Numeri in calo, nel 2015, per le vendite del segmento farmaceutico con una flessione attesa intorno al -2,7 per cento. Hanno il segno “più” , invece, le previsioni per il lungo periodo: +4,3% medio annuo dal 2015 al 2019, per arrivare a un valore complessivo del mercato di 1,4 trilioni di dollari. Sono i dati della ricerca ‘2016 Global Life Sciences Outlook’ di Deloitte, società top al mondo per ricavi e numero di professionisti nell’attività di consulenza e revisione.

L’Economist Intelligent Unit di Deloitte ha rilevato, in generale, che la spesa mondiale in Healthcare dei 60 principali Paesi è cresciuta del 2,6% nell’esercizio 2014, ma che ci si attende diminuisca nell’esercizio 2015 anche per effetto della debolezza dell’euro e di altre monete nei confronti del dollaro. Le previsioni delle vendite globali del settore Salute al 2019 riflettono un rallentamento della crescita della spesa sanitaria mondiale, dovuta principalmente alle pressioni governative per la riduzione dei costi unitamente alla situazione di incertezza in cui versano alcuni Paesi emergenti.
Secondo la ricerca è in forte crescita il settore biotech: il valore mondiale nel 2014 del mercato è stato stimato di 289 miliardi di dollari e si prevede che arrivi a 445 mld nel 2019; il segmento principale è quello dei “Chemical-based Drugs” che continua a crescere.

Generici e biosimilari continuano a crescere in linea con la tendenza generale dei pazienti a ridurre i costi e diminuire la propria spesa; e si prevede che nel 2017 i generici avranno uno “share” consistente del mercato: 36%, mentre nel 2012 rappresentavano il 27%. Una delle principali sfide per le aziende produttrici di farmaci equivalenti è rappresentata dal fatto che le imprese dei Paesi emergenti stanno acquisendo sempre più importanza e quote di mercato dovute alle migliori condizioni economiche/fiscali degli Stati in cui operano.

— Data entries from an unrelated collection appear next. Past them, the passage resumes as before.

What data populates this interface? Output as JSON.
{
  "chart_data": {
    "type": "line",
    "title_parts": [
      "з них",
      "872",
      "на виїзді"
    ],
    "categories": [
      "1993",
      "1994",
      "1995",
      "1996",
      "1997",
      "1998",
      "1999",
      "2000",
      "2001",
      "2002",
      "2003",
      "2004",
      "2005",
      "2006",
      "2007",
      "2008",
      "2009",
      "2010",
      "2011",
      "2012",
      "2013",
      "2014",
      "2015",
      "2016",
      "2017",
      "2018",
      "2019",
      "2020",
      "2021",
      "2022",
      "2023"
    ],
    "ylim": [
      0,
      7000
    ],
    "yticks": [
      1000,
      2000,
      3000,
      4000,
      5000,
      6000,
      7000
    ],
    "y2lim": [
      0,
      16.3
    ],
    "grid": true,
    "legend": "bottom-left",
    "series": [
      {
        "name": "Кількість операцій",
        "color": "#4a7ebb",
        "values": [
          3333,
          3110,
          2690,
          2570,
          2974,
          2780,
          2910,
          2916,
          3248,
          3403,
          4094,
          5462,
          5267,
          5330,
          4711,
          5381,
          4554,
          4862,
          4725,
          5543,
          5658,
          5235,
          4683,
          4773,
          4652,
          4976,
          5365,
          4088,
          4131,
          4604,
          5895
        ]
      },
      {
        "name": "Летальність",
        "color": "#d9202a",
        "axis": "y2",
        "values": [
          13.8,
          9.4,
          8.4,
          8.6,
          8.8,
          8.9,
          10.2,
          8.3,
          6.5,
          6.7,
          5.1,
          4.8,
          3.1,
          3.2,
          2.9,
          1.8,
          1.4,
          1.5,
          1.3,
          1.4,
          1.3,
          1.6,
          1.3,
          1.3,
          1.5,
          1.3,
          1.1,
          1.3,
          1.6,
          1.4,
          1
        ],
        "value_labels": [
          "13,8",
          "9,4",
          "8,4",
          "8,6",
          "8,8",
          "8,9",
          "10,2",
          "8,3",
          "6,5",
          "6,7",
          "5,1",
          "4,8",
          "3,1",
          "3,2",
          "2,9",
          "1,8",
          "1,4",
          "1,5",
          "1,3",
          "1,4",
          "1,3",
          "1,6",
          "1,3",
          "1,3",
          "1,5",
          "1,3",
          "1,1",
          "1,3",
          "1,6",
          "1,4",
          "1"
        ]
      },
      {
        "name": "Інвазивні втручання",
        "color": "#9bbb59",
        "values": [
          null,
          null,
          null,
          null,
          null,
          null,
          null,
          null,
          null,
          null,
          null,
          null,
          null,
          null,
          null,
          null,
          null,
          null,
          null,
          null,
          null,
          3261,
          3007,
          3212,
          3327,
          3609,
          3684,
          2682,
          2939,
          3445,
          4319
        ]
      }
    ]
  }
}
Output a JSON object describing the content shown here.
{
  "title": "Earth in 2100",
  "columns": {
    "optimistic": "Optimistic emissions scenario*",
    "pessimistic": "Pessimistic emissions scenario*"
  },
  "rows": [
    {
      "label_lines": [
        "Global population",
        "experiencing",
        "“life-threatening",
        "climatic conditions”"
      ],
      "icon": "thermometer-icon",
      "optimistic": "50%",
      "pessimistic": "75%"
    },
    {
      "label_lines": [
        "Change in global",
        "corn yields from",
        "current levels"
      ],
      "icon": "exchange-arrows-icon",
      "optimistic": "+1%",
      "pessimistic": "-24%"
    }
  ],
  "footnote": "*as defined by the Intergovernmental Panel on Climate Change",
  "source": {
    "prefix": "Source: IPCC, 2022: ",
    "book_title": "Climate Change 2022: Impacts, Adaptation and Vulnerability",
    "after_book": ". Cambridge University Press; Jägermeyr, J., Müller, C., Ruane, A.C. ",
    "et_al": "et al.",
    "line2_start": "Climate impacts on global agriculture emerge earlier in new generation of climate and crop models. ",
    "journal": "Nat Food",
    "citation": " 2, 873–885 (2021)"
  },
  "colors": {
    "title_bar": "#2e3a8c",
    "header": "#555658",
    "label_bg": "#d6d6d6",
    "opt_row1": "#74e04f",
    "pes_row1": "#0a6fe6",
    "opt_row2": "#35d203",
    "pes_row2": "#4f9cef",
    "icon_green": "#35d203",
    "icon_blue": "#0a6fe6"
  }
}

Per i dispositivi medici, il fatturato mondiale è previsto in crescita del 4,1% annuo fino al 2019, aggiungendo un valore totale di 454 miliardi di dollari (nel 2015 è pari a 369 mld).

Secondo Deloitte, i principali trend di settore attesi nel prossimo quinquennio saranno la necessità di maturare la capacità di operare in mercati estremamente dinamici per la situazione incerta e volatile dovuta a contingenza economica mondiale, cambiamento demografico, modifiche nelle condizioni di accessibilità delle cure da parte dei vari paesi; la pressione dei costi e prezzi: continue riforme dei sistemi sanitari pubblici, infrastrutture It da modificare al fine di renderle idonee al nuovo contesto; sviluppo e innovazione: evoluzione dei modelli di business, personalizzazione delle cure, digitalizzazione, M&A; evoluzione del rischio di settore, che comporterà sempre maggiore importanza della Cyber-security, al Regulatory risk dei Paesi in cui si opera e rischio di Intellectual Property Protection.